The National Treasury Management Agency today received strong demand for €500m of three-month treasury bills sold at the same low interest rate - or yield - as a month ago.
The NTMA has taken advantage of a fall in its borrowing costs by launching two bond swaps, its maiden amortising bond issue and new long-term debt sales in a bid to get back into the bond markets.
Auctioning Treasury Bills in consecutive months for the first time since exiting markets in September 2010, the NTMA saw the average yield remain the same as last month at 0.7%.
This was much lower than the 1.8% paid in July's first post-bailout auction.
The rate also compared to the 0.765% paid by Italy, which unlike Ireland has not had to seek an international rescue, to sell €3 billion of three-month bills last week.
The National Treasury Management Agency, which will seek to keep the monthly short-term auctions going for the rest of the year, said the issue was 3.6 times subscribed, compared to September's 3 bid-to-cover ratio.
Eamonn Reilly, a bond trader at Davy Stockbrokers, said the overall result was ''satisfactory''. ''Ireland is continuing its good work,'' he added. Davy Stockbrokers is a primary dealer in Irish debt.
Owen Callan, from Danske Markets, said today's auction brings to €14.34 billion total issuance from the NTMA this year. He said it provides the agency with an ''enormous cash buffer'' of about €25 billion, when put together with its commercial paper programme.
The dealer said this effectively prefunds most of the January 2014 bond redemption, which had previously been considered a huge hurdle for Ireland to overcome.

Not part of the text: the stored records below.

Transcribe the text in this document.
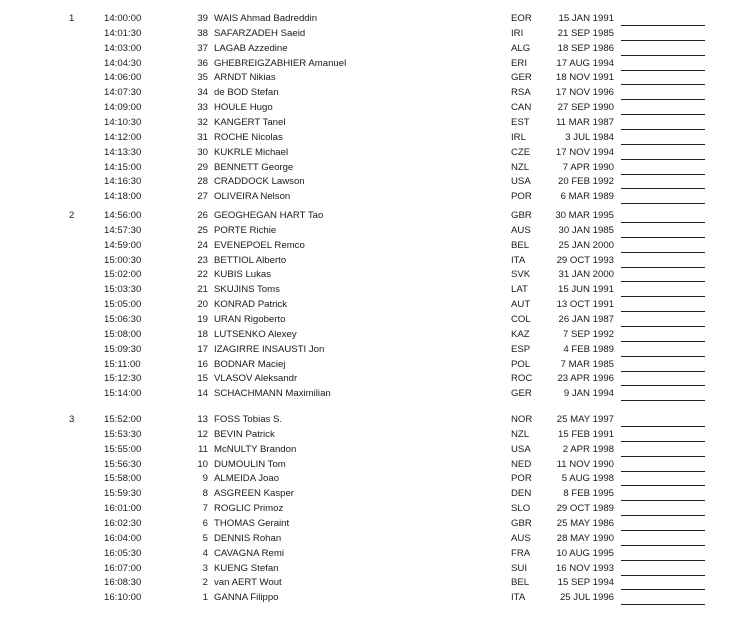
1	14:00:00	39 WAIS Ahmad Badreddin	EOR	15 JAN 1991
14:01:30	38 SAFARZADEH Saeid	IRI	21 SEP 1985
14:03:00	37 LAGAB Azzedine	ALG	18 SEP 1986
14:04:30	36 GHEBREIGZABHIER Amanuel	ERI	17 AUG 1994
14:06:00	35 ARNDT Nikias	GER	18 NOV 1991
14:07:30	34 de BOD Stefan	RSA	17 NOV 1996
14:09:00	33 HOULE Hugo	CAN	27 SEP 1990
14:10:30	32 KANGERT Tanel	EST	11 MAR 1987
14:12:00	31 ROCHE Nicolas	IRL	3 JUL 1984
14:13:30	30 KUKRLE Michael	CZE	17 NOV 1994
14:15:00	29 BENNETT George	NZL	7 APR 1990
14:16:30	28 CRADDOCK Lawson	USA	20 FEB 1992
14:18:00	27 OLIVEIRA Nelson	POR	6 MAR 1989
2	14:56:00	26 GEOGHEGAN HART Tao	GBR	30 MAR 1995
14:57:30	25 PORTE Richie	AUS	30 JAN 1985
14:59:00	24 EVENEPOEL Remco	BEL	25 JAN 2000
15:00:30	23 BETTIOL Alberto	ITA	29 OCT 1993
15:02:00	22 KUBIS Lukas	SVK	31 JAN 2000
15:03:30	21 SKUJINS Toms	LAT	15 JUN 1991
15:05:00	20 KONRAD Patrick	AUT	13 OCT 1991
15:06:30	19 URAN Rigoberto	COL	26 JAN 1987
15:08:00	18 LUTSENKO Alexey	KAZ	7 SEP 1992
15:09:30	17 IZAGIRRE INSAUSTI Jon	ESP	4 FEB 1989
15:11:00	16 BODNAR Maciej	POL	7 MAR 1985
15:12:30	15 VLASOV Aleksandr	ROC	23 APR 1996
15:14:00	14 SCHACHMANN Maximilian	GER	9 JAN 1994
3	15:52:00	13 FOSS Tobias S.	NOR	25 MAY 1997
15:53:30	12 BEVIN Patrick	NZL	15 FEB 1991
15:55:00	11 McNULTY Brandon	USA	2 APR 1998
15:56:30	10 DUMOULIN Tom	NED	11 NOV 1990
15:58:00	9 ALMEIDA Joao	POR	5 AUG 1998
15:59:30	8 ASGREEN Kasper	DEN	8 FEB 1995
16:01:00	7 ROGLIC Primoz	SLO	29 OCT 1989
16:02:30	6 THOMAS Geraint	GBR	25 MAY 1986
16:04:00	5 DENNIS Rohan	AUS	28 MAY 1990
16:05:30	4 CAVAGNA Remi	FRA	10 AUG 1995
16:07:00	3 KUENG Stefan	SUI	16 NOV 1993
16:08:30	2 van AERT Wout	BEL	15 SEP 1994
16:10:00	1 GANNA Filippo	ITA	25 JUL 1996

He noted that most of the buying at today's auction came from international, mainly continental European investors. ''This will certainly be seen as a welcome boost in the context of Ireland's position at the EU summit today, and will further highlight our progress particularly when compared with periphery member states,'' he added.
Danske Markets also suggested that the NTMA should consider selling longer maturities of T-Bills, with a six and nine month issuance before the end of the year'' highly plausible''.
Spain raises €4.6 billion in successful debt sale
Spain today raised €4.6 billion at a sharply lower cost amid growing expectations that the cash-strapped country will soon make a request for international help to deal with its finances.
The Treasury sold €1.51 billion in 10-year bonds today at an average interest rate of 5.46%, down from 5.66% in the last auction on September 20.
It also sold €1.46 billion in five-year bonds at 3.98%, down from 4.6%, and €1.64 billion worth of three-year bonds at 3.23%, which was below last time's 3.68%. Demand was more than twice the amount offered.
Spain said it will soon decide whether to look to tap a European Central Bank bond-buying programme largely designed to keep a lid on its borrowing costs.